Are there any other current ones I’m missing?
I think the biggest shift we need is to get folk treating data as a source that responds to a particular style of questioning. Learning how to make the source comfortable and get it into a state where you can start to ask it questions is one key skill. Knowing how to frame questions so that discover the answers you need for a story are another. Choosing which bits of the conversation you use in a report (if any – maybe the conversation is akin to a background chat?) yet another.
Treating data as a source also helps us think about how we need to take care with it – how not to ask leading questions, how not to get it to say things it doesn’t mean. (On the other hand, some folk will undoubtedly force the data to say things it never intended to say…
“If you torture the data enough, nature will always confess” [Ronald Coase]
[Disclaimer: I started looking at some medical data for Haymarket.]
3 thoughts on “So You Want to be a Data Journalist? Current Opportunities”
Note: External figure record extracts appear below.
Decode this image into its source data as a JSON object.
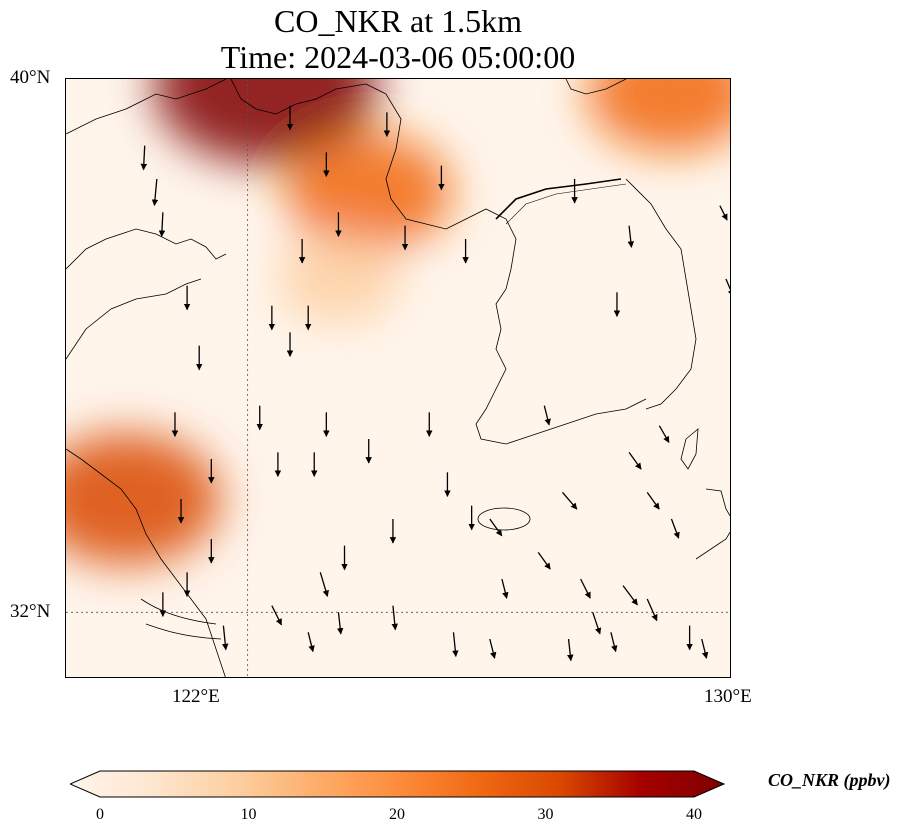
{
  "title_line1": "CO_NKR at 1.5km",
  "title_line2": "Time: 2024-03-06 05:00:00",
  "map": {
    "lon_range": [
      119,
      130
    ],
    "lat_range": [
      31,
      40
    ],
    "gridlines": {
      "lon": [
        122
      ],
      "lat": [
        32
      ]
    },
    "lat_labels": [
      "40°N",
      "32°N"
    ],
    "lon_labels": [
      "122°E",
      "130°E"
    ],
    "plumes": [
      {
        "lon": 122.3,
        "lat": 39.9,
        "value": 40
      },
      {
        "lon": 124.0,
        "lat": 38.3,
        "value": 24
      },
      {
        "lon": 129.0,
        "lat": 39.8,
        "value": 25
      },
      {
        "lon": 120.0,
        "lat": 33.7,
        "value": 30
      },
      {
        "lon": 123.5,
        "lat": 37.0,
        "value": 12
      }
    ],
    "wind_arrows": [
      [
        120.3,
        39.0,
        -0.05,
        -1.0
      ],
      [
        120.5,
        38.5,
        -0.1,
        -1.1
      ],
      [
        120.6,
        38.0,
        -0.05,
        -1.0
      ],
      [
        121.0,
        36.9,
        0.0,
        -1.0
      ],
      [
        121.2,
        36.0,
        0.0,
        -1.0
      ],
      [
        120.8,
        35.0,
        0.0,
        -1.0
      ],
      [
        121.4,
        34.3,
        0.0,
        -1.0
      ],
      [
        120.9,
        33.7,
        0.0,
        -1.0
      ],
      [
        121.4,
        33.1,
        0.0,
        -1.0
      ],
      [
        121.0,
        32.6,
        0.0,
        -1.0
      ],
      [
        120.6,
        32.3,
        0.0,
        -1.0
      ],
      [
        121.6,
        31.8,
        0.1,
        -1.0
      ],
      [
        122.4,
        36.6,
        0.0,
        -1.0
      ],
      [
        122.7,
        36.2,
        0.0,
        -1.0
      ],
      [
        123.0,
        36.6,
        0.0,
        -1.0
      ],
      [
        122.2,
        35.1,
        0.0,
        -1.0
      ],
      [
        122.5,
        34.4,
        0.0,
        -1.0
      ],
      [
        123.3,
        35.0,
        0.0,
        -1.0
      ],
      [
        123.1,
        34.4,
        0.0,
        -1.0
      ],
      [
        124.0,
        34.6,
        0.0,
        -1.0
      ],
      [
        124.4,
        33.4,
        0.0,
        -1.0
      ],
      [
        123.6,
        33.0,
        0.0,
        -1.0
      ],
      [
        124.4,
        32.1,
        0.1,
        -1.0
      ],
      [
        123.2,
        32.6,
        0.3,
        -1.0
      ],
      [
        122.4,
        32.1,
        0.4,
        -0.8
      ],
      [
        123.5,
        32.0,
        0.1,
        -0.9
      ],
      [
        123.0,
        31.7,
        0.2,
        -0.8
      ],
      [
        125.0,
        35.0,
        0.0,
        -1.0
      ],
      [
        125.3,
        34.1,
        0.0,
        -1.0
      ],
      [
        125.7,
        33.6,
        0.0,
        -1.0
      ],
      [
        126.2,
        32.5,
        0.2,
        -0.8
      ],
      [
        125.4,
        31.7,
        0.1,
        -1.0
      ],
      [
        126.0,
        31.6,
        0.2,
        -0.8
      ],
      [
        126.0,
        33.4,
        0.5,
        -0.7
      ],
      [
        127.2,
        33.8,
        0.6,
        -0.7
      ],
      [
        126.8,
        32.9,
        0.5,
        -0.7
      ],
      [
        127.5,
        32.5,
        0.4,
        -0.8
      ],
      [
        128.2,
        32.4,
        0.6,
        -0.8
      ],
      [
        128.6,
        32.2,
        0.4,
        -0.9
      ],
      [
        127.7,
        32.0,
        0.3,
        -0.9
      ],
      [
        128.0,
        31.7,
        0.2,
        -0.8
      ],
      [
        127.3,
        31.6,
        0.1,
        -0.9
      ],
      [
        128.3,
        34.4,
        0.5,
        -0.7
      ],
      [
        128.8,
        34.8,
        0.4,
        -0.7
      ],
      [
        128.6,
        33.8,
        0.5,
        -0.7
      ],
      [
        129.0,
        33.4,
        0.3,
        -0.8
      ],
      [
        129.3,
        31.8,
        0.0,
        -1.0
      ],
      [
        129.5,
        31.6,
        0.2,
        -0.8
      ],
      [
        128.1,
        36.8,
        0.0,
        -1.0
      ],
      [
        127.4,
        38.5,
        0.0,
        -1.0
      ],
      [
        129.8,
        38.1,
        0.3,
        -0.6
      ],
      [
        129.9,
        37.0,
        0.3,
        -0.7
      ],
      [
        128.3,
        37.8,
        0.1,
        -0.9
      ],
      [
        126.9,
        35.1,
        0.2,
        -0.8
      ],
      [
        125.6,
        37.6,
        0.0,
        -1.0
      ],
      [
        124.3,
        39.5,
        0.0,
        -1.0
      ],
      [
        125.2,
        38.7,
        0.0,
        -1.0
      ],
      [
        124.6,
        37.8,
        0.0,
        -1.0
      ],
      [
        123.3,
        38.9,
        0.0,
        -1.0
      ],
      [
        122.7,
        39.6,
        0.0,
        -1.0
      ],
      [
        122.9,
        37.6,
        0.0,
        -1.0
      ],
      [
        123.5,
        38.0,
        0.0,
        -1.0
      ]
    ]
  },
  "colorbar": {
    "label": "CO_NKR (ppbv)",
    "min": 0,
    "max": 40,
    "ticks": [
      {
        "value": 0,
        "label": "0"
      },
      {
        "value": 10,
        "label": "10"
      },
      {
        "value": 20,
        "label": "20"
      },
      {
        "value": 30,
        "label": "30"
      },
      {
        "value": 40,
        "label": "40"
      }
    ],
    "colormap_stops": [
      "#fff5eb",
      "#fee6ce",
      "#fdd0a2",
      "#fdae6b",
      "#fd8d3c",
      "#f16913",
      "#d94801",
      "#a60000",
      "#7f0000"
    ]
  }
}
Thanks for the great post, it really helped me to better formulate some concerns about the directions in which data journalism seems to be developing. I totally agree with the idea that the shift in treatng data by the media is needed. The thing is that I can’t see any particular reason of why it should happen. When it comes to the areas where data analysis is essential, like business or science, treating data properly is a key thing, otherwise there is no point in such analysis. But with data driven journalism the responsibility balance and general motivation seem to be very different from business and science, just because the tasks and objectives are different. I do hope that after a while data will be integrated in the list of routine journalism sources, but there might be a chance that we will end up seeing the movement split into two parts, one of which will be simply good journalism that uses data because they are available and the other will be ‘data journalism’ trying to attract the audience with the help of fancy, but meaningless (if not misleading) visualisations.
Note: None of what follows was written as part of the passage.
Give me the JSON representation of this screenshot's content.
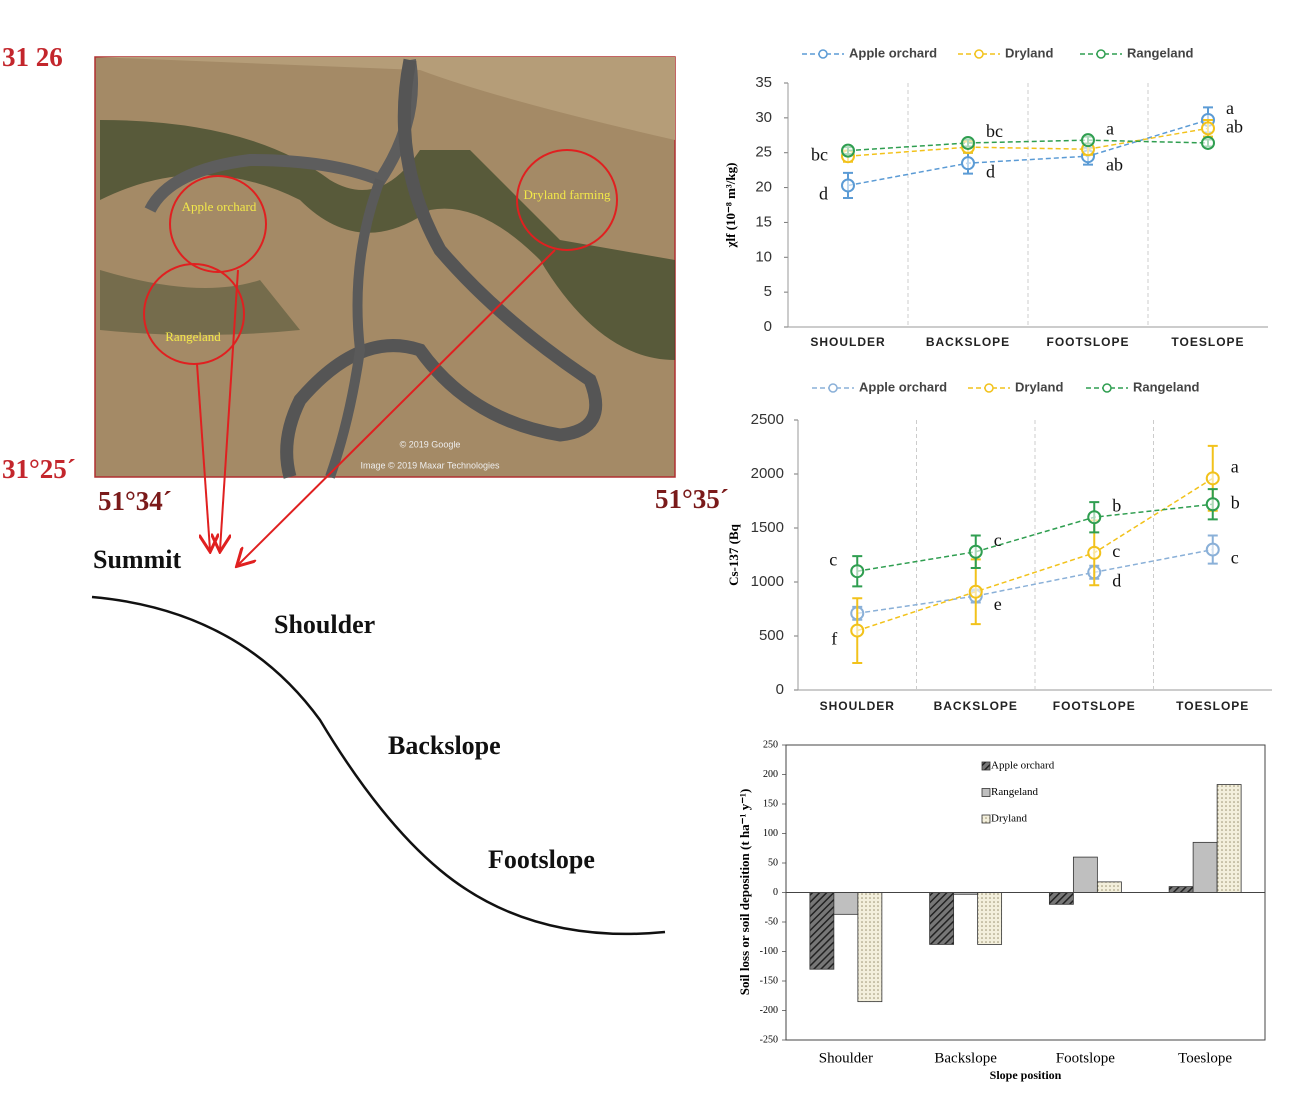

Hi Anna – thanks for the comment. For me, the availability of datasets and tools to process data makes the role of data-as-source just an extension of the ideas of what I guess has traditionally been called computer assisted reporting. There’s also “database journalism”, which I guess we’ll see more of as more data-to-text services such as those produced by Narrative Science take off. (Interactives are another take on this .) Finally, there’s the ‘data graphics’ bit, where a data-based illustration is used to complement a text.
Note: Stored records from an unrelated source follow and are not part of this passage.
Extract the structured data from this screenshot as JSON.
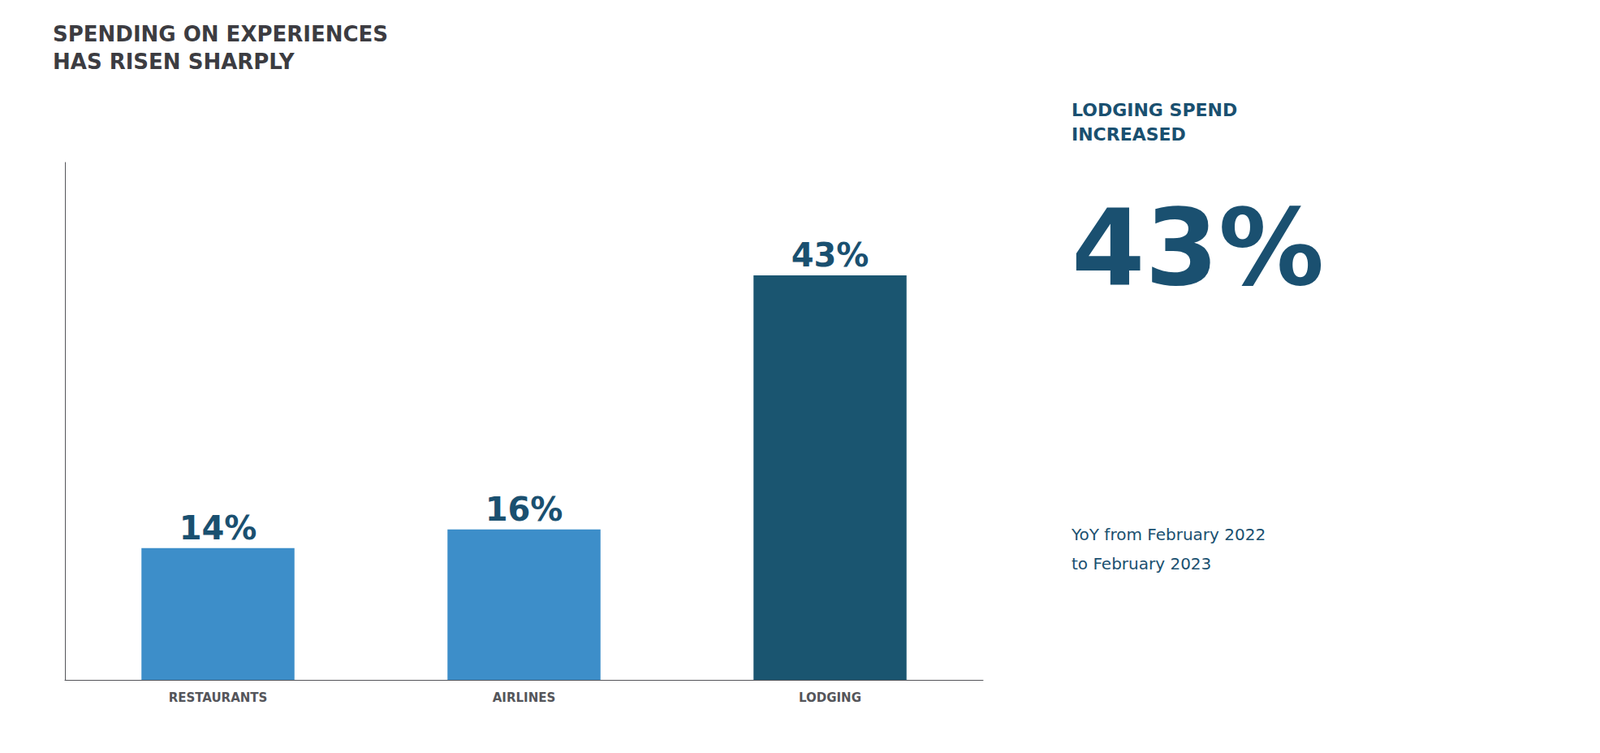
{
  "chart_data": {
    "type": "bar",
    "title": "SPENDING ON EXPERIENCES\nHAS RISEN SHARPLY",
    "categories": [
      "RESTAURANTS",
      "AIRLINES",
      "LODGING"
    ],
    "values": [
      14,
      16,
      43
    ],
    "value_labels": [
      "14%",
      "16%",
      "43%"
    ],
    "colors": [
      "#3d8ec9",
      "#3d8ec9",
      "#1a5570"
    ],
    "ylim": [
      0,
      55
    ],
    "grid": false,
    "data_labels": true,
    "tick_labels": "x",
    "annotations": [
      "LODGING SPEND\nINCREASED",
      "43%",
      "YoY from February 2022\nto February 2023"
    ]
  }
}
I guess one of the things that concerns me is the extent to which folk actually engage with “reading” a chart?
Tony, thanks for providing this brief classification. The question of how many people really do read charts (and in how many cases they come to absolutely wrong conclusions if they do) is very interesting indeed, so after reading your post I’ve been for quite a while actually trying to imagine how it possibly could be checked or measured. No luck so far. But the question seems important regarding the proportion of using graphics. Personally, I wasn’t good at reading infographics before I started learning how to work with data, so I had to specially train myself to read it.